Début octobre 1961, alors que les négociations entre le Gouvernement provisoire de la République algérienne (GPRA) et le gouvernement français pour mettre fin à la guerre d’Algérie progressaient, le ministre de l’intérieur Roger Frey, sans doute hostile aux négociations, décide d’imposer un couvre-feu à tous ceux qui étaient à l’époque désignés officiellement par les termes « français musulmans d’Algérie ». Pour protester contre cette mesure discriminatoire, illégale et anticonstitutionnelle, la fédération de France du FLN convoque une manifestation le 17 octobre à Paris. Les consignes sont formelles : manifestation pacifique, même si des violences policières sont à craindre, il ne faut pas riposter.
La manifestation est réprimée par la police avec une violence extrême. On ne saura jamais toute la vérité, mais il y a des centaines de morts, jetés à la Seine, abattus à la mitraillette, battus à mort. Le préfet Papon a promis l’impunité aux policiers, ils ne s’en privent pas. Des milliers de manifestants sont internés pendant plusieurs jours dans des conditions inommables, hommes, femmes et enfants ; ils subissent toutes sortes de tortures et de sévices dont certains garderont les séquelles pour la vie.

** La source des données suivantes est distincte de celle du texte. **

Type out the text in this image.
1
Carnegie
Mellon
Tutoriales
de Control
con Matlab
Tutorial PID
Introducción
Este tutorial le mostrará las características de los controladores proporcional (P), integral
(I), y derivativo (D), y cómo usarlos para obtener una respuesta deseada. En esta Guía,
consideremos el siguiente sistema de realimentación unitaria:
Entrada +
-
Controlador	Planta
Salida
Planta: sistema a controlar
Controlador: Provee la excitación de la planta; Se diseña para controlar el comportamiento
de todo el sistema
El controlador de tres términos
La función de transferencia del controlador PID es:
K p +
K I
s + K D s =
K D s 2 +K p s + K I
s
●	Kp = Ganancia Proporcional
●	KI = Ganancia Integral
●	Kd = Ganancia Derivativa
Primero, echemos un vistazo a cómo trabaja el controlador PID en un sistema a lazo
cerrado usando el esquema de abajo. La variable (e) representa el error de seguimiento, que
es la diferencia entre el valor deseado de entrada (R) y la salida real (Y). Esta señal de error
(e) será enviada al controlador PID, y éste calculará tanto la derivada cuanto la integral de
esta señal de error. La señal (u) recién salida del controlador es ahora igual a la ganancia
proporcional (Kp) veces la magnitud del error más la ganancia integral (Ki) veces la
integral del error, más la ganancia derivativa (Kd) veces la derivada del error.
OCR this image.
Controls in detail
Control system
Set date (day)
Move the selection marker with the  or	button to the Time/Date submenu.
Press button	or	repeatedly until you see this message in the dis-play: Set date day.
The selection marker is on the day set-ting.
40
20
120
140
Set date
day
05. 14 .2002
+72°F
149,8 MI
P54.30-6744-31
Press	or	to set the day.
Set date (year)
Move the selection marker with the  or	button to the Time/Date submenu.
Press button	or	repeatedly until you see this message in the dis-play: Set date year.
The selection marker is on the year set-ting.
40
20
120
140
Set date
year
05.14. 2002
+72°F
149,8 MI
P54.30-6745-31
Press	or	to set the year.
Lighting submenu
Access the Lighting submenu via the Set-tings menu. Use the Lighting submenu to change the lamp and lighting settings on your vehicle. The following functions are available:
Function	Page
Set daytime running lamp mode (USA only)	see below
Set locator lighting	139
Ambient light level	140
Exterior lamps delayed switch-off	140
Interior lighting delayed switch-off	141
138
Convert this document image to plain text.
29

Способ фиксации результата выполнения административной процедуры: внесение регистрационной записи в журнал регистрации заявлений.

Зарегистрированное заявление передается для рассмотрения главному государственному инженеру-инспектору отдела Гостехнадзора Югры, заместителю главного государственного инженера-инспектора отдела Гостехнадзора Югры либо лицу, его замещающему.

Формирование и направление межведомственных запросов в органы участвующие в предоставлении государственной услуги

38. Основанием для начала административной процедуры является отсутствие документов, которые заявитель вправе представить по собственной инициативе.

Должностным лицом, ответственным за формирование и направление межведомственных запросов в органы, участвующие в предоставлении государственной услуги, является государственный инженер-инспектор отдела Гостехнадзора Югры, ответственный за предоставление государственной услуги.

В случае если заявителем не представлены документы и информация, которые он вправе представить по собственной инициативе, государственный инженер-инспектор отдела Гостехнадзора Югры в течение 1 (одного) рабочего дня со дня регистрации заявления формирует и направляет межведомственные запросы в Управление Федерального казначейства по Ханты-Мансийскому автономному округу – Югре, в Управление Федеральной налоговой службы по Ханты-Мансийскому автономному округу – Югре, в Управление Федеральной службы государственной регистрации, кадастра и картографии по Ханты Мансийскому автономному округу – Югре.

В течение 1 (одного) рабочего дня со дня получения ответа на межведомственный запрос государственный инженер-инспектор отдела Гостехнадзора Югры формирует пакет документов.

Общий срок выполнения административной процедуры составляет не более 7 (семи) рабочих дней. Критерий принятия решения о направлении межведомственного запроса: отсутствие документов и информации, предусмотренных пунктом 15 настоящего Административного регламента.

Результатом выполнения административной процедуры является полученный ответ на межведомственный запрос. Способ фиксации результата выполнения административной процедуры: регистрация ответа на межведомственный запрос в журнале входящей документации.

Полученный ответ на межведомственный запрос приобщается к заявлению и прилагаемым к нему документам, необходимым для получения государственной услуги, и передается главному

Révolté par cette répression sauvage, Jacques Panijel, ancien résistant, chercheur au CNRS, décide de tourner un film. Auparavant il a pris contact avec quelques cinéastes connus pour leur demander de le faire, mais tous l’ont éconduit, alors il a décidé de le faire lui-même, avec l’aide de techniciens du cinéma et de quelques amis. Le tournage commencera fin octobre 1961 et durera jusqu’en mars 1962, dans les bidonvilles de Nanterre et de Genevilliers, à la Goutte d’Or, clandestinement, en invoquant le prétexte d’une enquête sociologique. Des photos et des films d’actualité réalisés pendant les événements seront incorporés au film. Des habitants du bidonville participeront à des reconstitutions de la mobilisation du jour de la manifestation. Des victimes de la répression témoigneront devant la caméra des tortures subies, des meurtres dont ils ont été témoins.
Depuis il y a eu d’autres films consacrés à la manifestation du 17 octobre 1961, pas beaucoup mais quelques-uns, tournés dans de meilleures conditions, comme Le Silence du fleuve d’Agnès Denis et Mehdi Lallaoui ou Ici, on noie des Algériens de Yasmina Adi. Mais le film de Jacques Panijel est unique parce qu’il donne à voir les protagonistes de l’événement eux-mêmes, dans les lieux misérables où ils vivaient, et il leur donne la parole, sans artifice.
Jacques Panijel n’était pas cinéaste, mais chercheur en biologie, et créateur avec Pierre Vidal-Naquet et Laurent Schwartz du Comité Maurice Audin, du nom du mathématicien torturé à mort par les services français en 1957 (Laurent Schwartz avait dirigé sa thèse). Dans un entretien à la revue Vacarmes, à l’été 2000, Jacques Panijel racontait : « J’ai tourné à partir de la fin 61 et pendant six mois dans les bidonvilles et à la Goutte d’or. Sachant ce qu’avaient été ces journées, il fallait que je les fasse revivre à l’intérieur même du bidonville (...). Le film est conçu comme une tragédie en trois actes : avant, pendant, après : l’organisation et le départ de la manifestation que nous avons pu reconstituer, la manifestation racontée par des photographies, et les témoignages filmés après la manifestation. Il fallait retrouver des hommes qui avaient échappé de justesse à la mort ; retrouver des gens qui avaient été balancés à la Seine et s’en étaient sortis. »
Longtemps interdit, une copie volée par la police lors d’une projection privée, Octobre à Paris a finalement reçu son visa d’exploitation après une grève de la faim du cinéaste René Vautier en 1973, mais Jacques Panijel ne souhaitait pas que son film soit projeté sans être précédé d’une sorte de préface cinématographique, qui le replace dans son contexte. Le cinéaste Mehdi Lallaoui, lui-même auteur d’un film sur le 17 octobre, Le Silence du fleuve, et président de l’association Au nom de la Mémoire, a réalisé un court-métrage, projeté en première partie de la séance, où Daniel Mermet, témoin de la manifestation d’octobre 1961, l’écrivain Jean-Luc Einaudi (Octobre 1961. Un massacre à Paris), l’historien Gilles Manceron, et l’avocate Nicole Rein apportent leur témoignage.
Tout donne à craindre que ce fim capital ne reste pas longtemps à l’affiche : précipitez-vous. Sans oublier les autres films consacrés à cet épisode particulièrement abject de l’histoire de France.